L’automne venu, il fallut plier bagages. Le théâtre de Valvins avait jeté toute sa flamme ; il n’en allait plus rester bientôt que les cendres. La dernière représentation vit s’avancer Colombine près de la rampe et réciter ces triolets de Mallarmé :

Avec le soleil nous partons
Pour revenir au temps des roses.
Sans or, ô Gilles et Martons
Avec le soleil nous partons.
Mais il reste dans nos cartons
De quoi charmer les jours moroses.
Avec le soleil nous partons
Pour revenir au temps des roses.

Hélas ! c’était la clôture. Le théâtre de Valvins ne rouvrit pas.

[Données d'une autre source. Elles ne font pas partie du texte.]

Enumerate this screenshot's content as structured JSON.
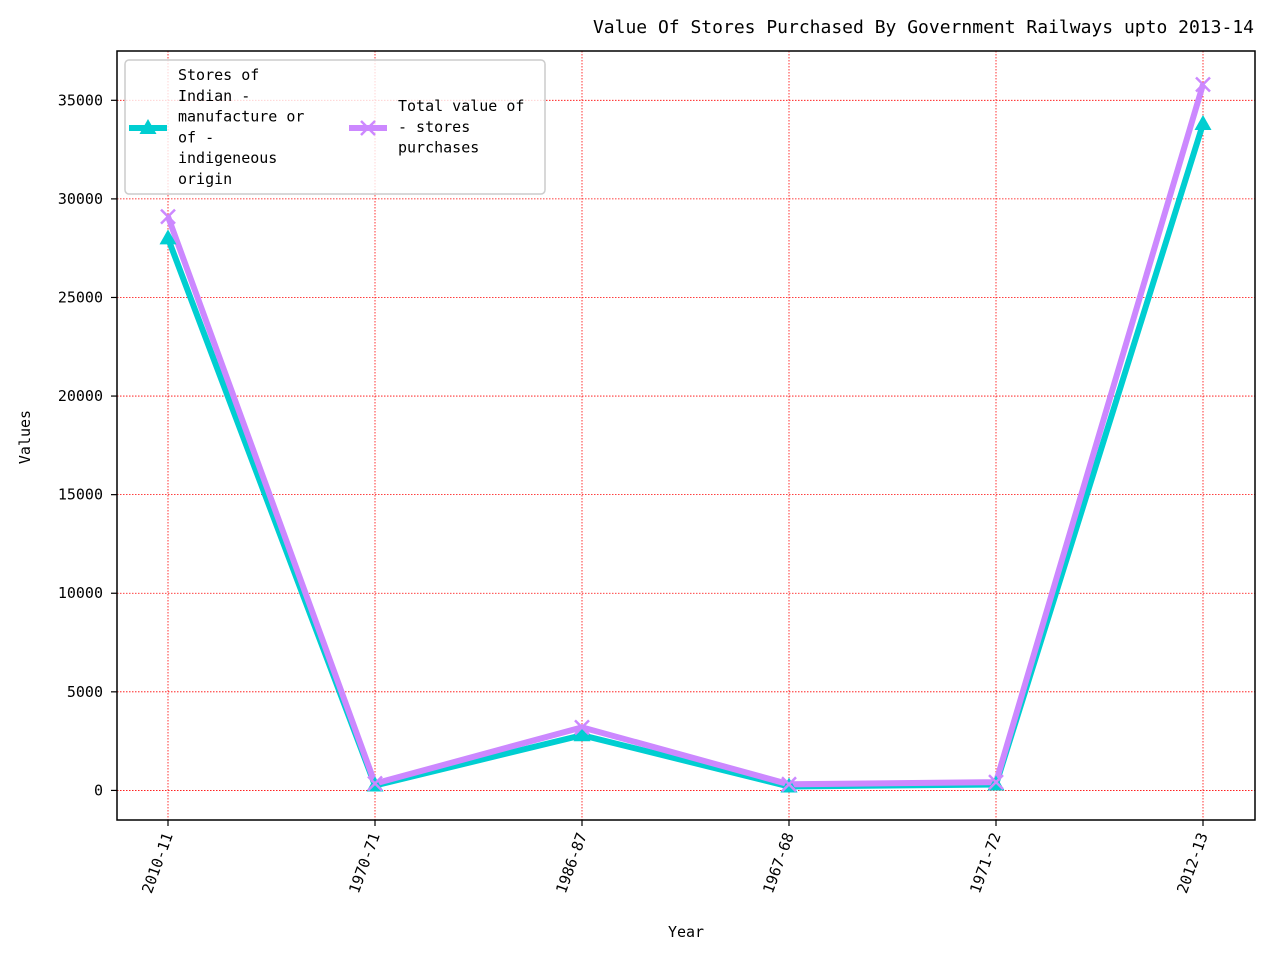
{
  "chart_data": {
    "type": "line",
    "title": "Value Of Stores Purchased By Government Railways upto 2013-14",
    "xlabel": "Year",
    "ylabel": "Values",
    "categories": [
      "2010-11",
      "1970-71",
      "1986-87",
      "1967-68",
      "1971-72",
      "2012-13"
    ],
    "ylim": [
      -1500,
      37500
    ],
    "yticks": [
      0,
      5000,
      10000,
      15000,
      20000,
      25000,
      30000,
      35000
    ],
    "grid": true,
    "legend_position": "upper-left",
    "series": [
      {
        "name": "Stores of\nIndian -\nmanufacture or\nof -\nindigeneous\norigin",
        "values": [
          28000,
          250,
          2800,
          200,
          300,
          33800
        ],
        "color": "#00ced1",
        "marker": "triangle-up"
      },
      {
        "name": "Total value of\n- stores\npurchases",
        "values": [
          29100,
          350,
          3200,
          310,
          420,
          35800
        ],
        "color": "#cc88ff",
        "marker": "x"
      }
    ]
  }
}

Nous aurons, mon frère et moi, plus tard, d’autres tréteaux : à Samois où fut joué le Riquet à la Houppe de Banville ; à Vétheuil, qui vit les Caprices de Marianne ; à Marlotte, où les pièces de notre jeunesse revécurent. Ces jours-là, des spectateurs de marque remplaceront les obscurs villageois d’antan, et notre troupe figurera dans les grands magazines illustrés. Mais ce ne sera plus cela. Car rien ne fut comparable à cette aube radieuse qui illumina, dans la grange embaumée, les tréteaux de notre jeunesse en fleur : l’humble petit théâtre, sur la berge du fleuve.